FECL 32 (March 1995):


In an effort to cope with increasing street delinquency, the Gendarmerie in some Belgian towns is "pro-actively" registering and filming non-suspect youths, as recent cases have revealed.

In last December, the Gendarmerie carried out a vast operation of identity checks at a square in Brussels frequented by many youths. Twenty seven youths were brought to the Gendarmerie station. The Gendarmerie took photographs of all the youths and registered their particulars.

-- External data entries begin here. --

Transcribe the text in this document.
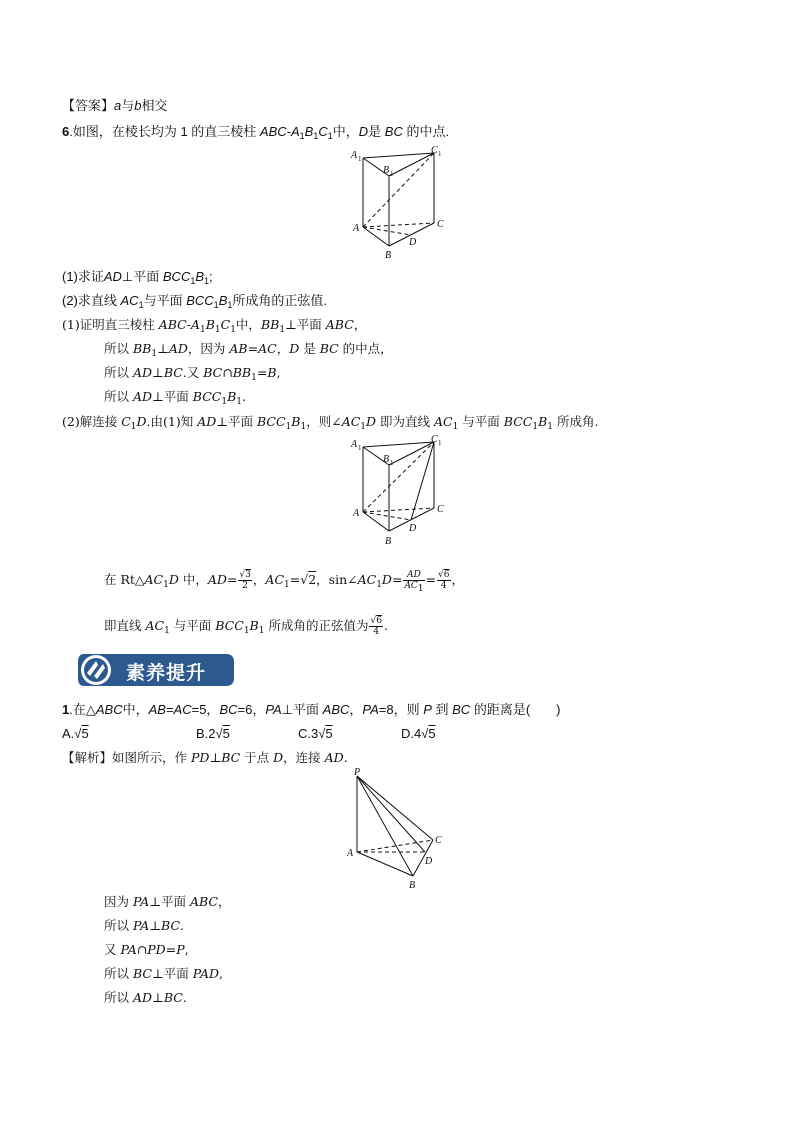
【答案】a与b相交
6.如图，在棱长均为 1 的直三棱柱 ABC-$A_1B_1C_1$中，D是 BC 的中点.
A 1
B 1
C 1
A	C
B
D
(1)求证AD⊥平面 $BCC_1B_1$;
(2)求直线 $AC_1$与平面 $BCC_1B_1$所成角的正弦值.
(1)证明直三棱柱 ABC-$A_1B_1C_1$中，$BB_1\perp$平面 ABC，
所以 $BB_1\perp AD$，因为 AB=AC，D 是 BC 的中点，
所以 AD⊥BC.又 $BC\cap BB_1=B$,
所以 AD⊥平面 $BCC_1B_1$.
(2)解连接 $C_1D$.由(1)知 AD⊥平面 $BCC_1B_1$，则$\angle AC_1D$ 即为直线 $AC_1$ 与平面 $BCC_1B_1$ 所成角.
A 1
B 1
C 1
A	C
B
D
在 $Rt\triangle AC_1D$ 中，$AD= \frac{√3}{2}$ ，$AC_1=√2$，$\sin\angle AC_1D= \frac{AD}{AC_1} = \frac{√6}{4}$ ，
即直线 $AC_1$ 与平面 $BCC_1B_1$ 所成角的正弦值为 $\frac{√6}{4}$ .
素养提升
1.在△ABC中，AB=AC=5，BC=6，PA⊥平面 ABC，PA=8，则 P 到 BC 的距离是(　　)
A.√5	B.2√5	C.3√5	D.4√5
【解析】如图所示，作 PD⊥BC 于点 D，连接 AD.
P
A
C
D
B
因为 PA⊥平面 ABC，
所以 PA⊥BC.
又 PA∩PD=P,
所以 BC⊥平面 PAD,
所以 AD⊥BC.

None of the youths had, however, committed any offence. The operation of the Gendarmerie had been ordered by the Royal Prosecutor of Brussels following a series of assaults in the area. The Prosecutor later admitted that he had ordered the operation within the scope of "pro-active" or "preventive" search of delinquents, but that there was nothing illegal about such proceedings.

The proceedings of the police angered social workers in the district who in particular wanted to know, why pictures had been taken of the youths. One social worker was told by the Gendarmerie that this was done in order to set up a photo-album to be shown to victims of aggression.

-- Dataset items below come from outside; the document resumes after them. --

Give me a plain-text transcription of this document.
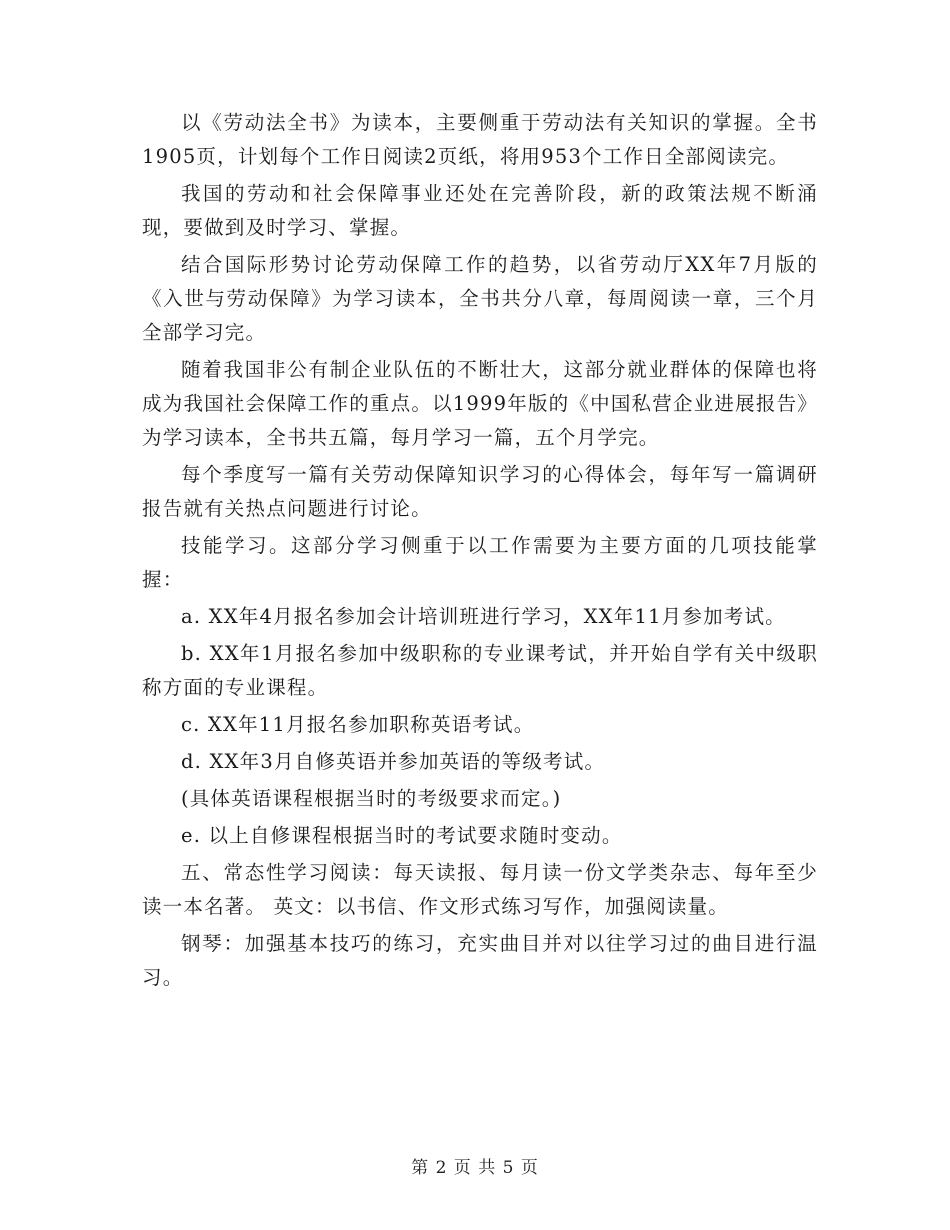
以《劳动法全书》为读本，主要侧重于劳动法有关知识的掌握。全书1905页，计划每个工作日阅读2页纸，将用953个工作日全部阅读完。

我国的劳动和社会保障事业还处在完善阶段，新的政策法规不断涌现，要做到及时学习、掌握。

结合国际形势讨论劳动保障工作的趋势，以省劳动厅XX年7月版的《入世与劳动保障》为学习读本，全书共分八章，每周阅读一章，三个月全部学习完。

随着我国非公有制企业队伍的不断壮大，这部分就业群体的保障也将成为我国社会保障工作的重点。以1999年版的《中国私营企业进展报告》为学习读本，全书共五篇，每月学习一篇，五个月学完。

每个季度写一篇有关劳动保障知识学习的心得体会，每年写一篇调研报告就有关热点问题进行讨论。

技能学习。这部分学习侧重于以工作需要为主要方面的几项技能掌握：

a. XX年4月报名参加会计培训班进行学习，XX年11月参加考试。

b. XX年1月报名参加中级职称的专业课考试，并开始自学有关中级职称方面的专业课程。

c. XX年11月报名参加职称英语考试。

d. XX年3月自修英语并参加英语的等级考试。

(具体英语课程根据当时的考级要求而定。)

e. 以上自修课程根据当时的考试要求随时变动。

五、常态性学习阅读：每天读报、每月读一份文学类杂志、每年至少读一本名著。 英文：以书信、作文形式练习写作，加强阅读量。

钢琴：加强基本技巧的练习，充实曲目并对以往学习过的曲目进行温习。

第 2 页 共 5 页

Youths complain that the gendarmerie has conducted similar operations at other occasions. Each time the youths concerned were told that the objective was to set up a "register".

Legal experts of the Belgian League of Human Rights question the legality of such operations, and in particular, of taking pictures of non-suspects. The League suspects that police, supported by certain local prosecutors, are "setting up special registers without authorization".

The president of the Public Commission for the Respect of Privacy says that questions arise about "preventive" registers set up by police forces. The same can be said about increasingly widespread video surveillance of public places. For the time being, no regulations exist in this area.